Why does an inverse exist only for surjective functions?

[kay]

In other words, why does a function have to be onto (or surjective, i.e. Range=Codomain) for its inverse to exist?

 

[PeroK]

In other words, why does a function have to be onto (or surjective, i.e. Range=Codomain) for its inverse to exist?

The key property for a function to have an inverse is that it is 1-1. Any 1-1 function will have an inverse. The inverse, however, can only be defined on the range of the function. Perhaps this is best explained by an example:

The exponential function ##e^x## maps the real number line ##(-\infty, \infty)## onto ##(0, \infty)##. The exponential is 1-1, so there exists an inverse (the natural logarithm). But, the inverse is only defined on ##(0, \infty)##. You can't define the inverse function on all of the real number line.

This raises perhaps a technical point that if you are considering the set of functions that map ##\mathbb{R}## to ##\mathbb{R}## then the exponential function is in this set, but there is no inverse within this set of functions. From that point of view, the inverse doesn't exist.

 

[kay]

The key property for a function to have an inverse is that it is 1-1. Any 1-1 function will have an inverse. The inverse, however, can only be defined on the range of the function. Perhaps this is best explained by an example:

The exponential function ##e^x## maps the real number line ##(-\infty, \infty)## onto ##(0, \infty)##. The exponential is 1-1, so there exists an inverse (the natural logarithm). But, the inverse is only defined on ##(0, \infty)##. You can't define the inverse function on all of the real number line.

This raises perhaps a technical point that if you are considering the set of functions that map ##\mathbb{R}## to ##\mathbb{R}## then the exponential function is in this set, but there is no inverse within this set of functions. From that point of view, the inverse doesn't exist.

Actually my question was, that why can't an inverse exist for a function whose range is not necessarily equal to but is rather a subset of the codomain.

 

[pasmith]

Actually my question was, that why can't an inverse exist for a function whose range is not necessarily equal to but is rather a subset of the codomain.
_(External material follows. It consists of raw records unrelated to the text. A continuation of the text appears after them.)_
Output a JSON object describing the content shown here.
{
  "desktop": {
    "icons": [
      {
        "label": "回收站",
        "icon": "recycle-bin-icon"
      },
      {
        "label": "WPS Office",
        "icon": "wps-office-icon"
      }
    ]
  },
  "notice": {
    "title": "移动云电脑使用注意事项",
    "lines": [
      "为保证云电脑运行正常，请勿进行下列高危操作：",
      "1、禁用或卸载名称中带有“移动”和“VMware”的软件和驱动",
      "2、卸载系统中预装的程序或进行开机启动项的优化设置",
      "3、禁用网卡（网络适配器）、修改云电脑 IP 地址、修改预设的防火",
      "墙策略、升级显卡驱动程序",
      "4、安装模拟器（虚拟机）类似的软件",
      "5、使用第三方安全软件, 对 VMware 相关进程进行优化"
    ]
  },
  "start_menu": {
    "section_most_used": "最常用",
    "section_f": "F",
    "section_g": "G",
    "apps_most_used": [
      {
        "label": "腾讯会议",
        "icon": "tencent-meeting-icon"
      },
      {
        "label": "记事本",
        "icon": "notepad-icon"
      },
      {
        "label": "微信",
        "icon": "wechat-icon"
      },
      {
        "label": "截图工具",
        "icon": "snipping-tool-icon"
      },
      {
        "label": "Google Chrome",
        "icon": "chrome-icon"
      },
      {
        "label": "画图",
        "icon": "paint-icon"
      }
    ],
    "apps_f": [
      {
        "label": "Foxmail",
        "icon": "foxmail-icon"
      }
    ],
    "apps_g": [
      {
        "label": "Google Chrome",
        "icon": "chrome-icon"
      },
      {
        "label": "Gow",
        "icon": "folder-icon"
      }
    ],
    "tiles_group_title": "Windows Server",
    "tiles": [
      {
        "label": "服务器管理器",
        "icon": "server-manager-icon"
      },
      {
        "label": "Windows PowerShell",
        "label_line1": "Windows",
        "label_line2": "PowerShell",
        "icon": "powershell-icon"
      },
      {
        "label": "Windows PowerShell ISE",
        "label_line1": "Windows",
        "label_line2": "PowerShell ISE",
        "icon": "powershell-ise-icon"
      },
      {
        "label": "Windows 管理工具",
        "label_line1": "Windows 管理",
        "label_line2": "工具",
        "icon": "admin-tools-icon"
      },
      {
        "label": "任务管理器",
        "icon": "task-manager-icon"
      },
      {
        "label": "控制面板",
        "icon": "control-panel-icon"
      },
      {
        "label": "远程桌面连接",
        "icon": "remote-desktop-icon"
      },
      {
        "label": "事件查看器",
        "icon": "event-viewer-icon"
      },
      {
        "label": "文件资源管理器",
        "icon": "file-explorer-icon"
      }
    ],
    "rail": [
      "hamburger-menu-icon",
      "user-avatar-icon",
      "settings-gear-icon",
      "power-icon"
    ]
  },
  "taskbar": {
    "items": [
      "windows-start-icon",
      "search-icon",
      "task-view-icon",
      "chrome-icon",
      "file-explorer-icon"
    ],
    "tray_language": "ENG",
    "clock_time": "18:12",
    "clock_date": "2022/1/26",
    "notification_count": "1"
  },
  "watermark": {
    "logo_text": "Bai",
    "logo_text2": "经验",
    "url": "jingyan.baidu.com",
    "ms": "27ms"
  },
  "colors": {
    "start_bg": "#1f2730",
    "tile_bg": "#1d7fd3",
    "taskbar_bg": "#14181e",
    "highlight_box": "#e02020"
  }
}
An inverse of a function [itex]f: A \to B[/itex] is a function [itex]g: B \to A[/itex] such that [itex]g(f(a)) = a[/itex] for all [itex]a \in A[/itex] and [itex]f(g(b)) = b[/itex] for all [itex]b \in B[/itex]. An inverse is unique if it exists.

Let [itex]f: \{1,2\} \to \{1,2,3\} : x \mapsto x[/itex]. Now the inverse of [itex]f[/itex], if it exists, is a function [itex]g: \{1,2,3\} \to \{1,2\}[/itex]. Now we must have [itex]g(1) = 1[/itex] and [itex]g(2) = 2[/itex], but what value do you assign to [itex]g(3)[/itex] such that [itex]f(g(3)) = 3[/itex]?

 

[kay]

An inverse of a function [itex]f: A \to B[/itex] is a function [itex]g: B \to A[/itex] such that [itex]g(f(a)) = a[/itex] for all [itex]a \in A[/itex] and [itex]f(g(b)) = b[/itex] for all [itex]b \in B[/itex]. An inverse is unique if it exists.

Let [itex]f: \{1,2\} \to \{1,2,3\} : x \mapsto x[/itex]. Now the inverse of [itex]f[/itex], if it exists, is a function [itex]g: \{1,2,3\} \to \{1,2\}[/itex]. Now we must have [itex]g(1) = 1[/itex] and [itex]g(2) = 2[/itex], but what value do you assign to [itex]g(3)[/itex] such that [itex]f(g(3)) = 3[/itex]?

I got it. Thanks a lot for your help. :)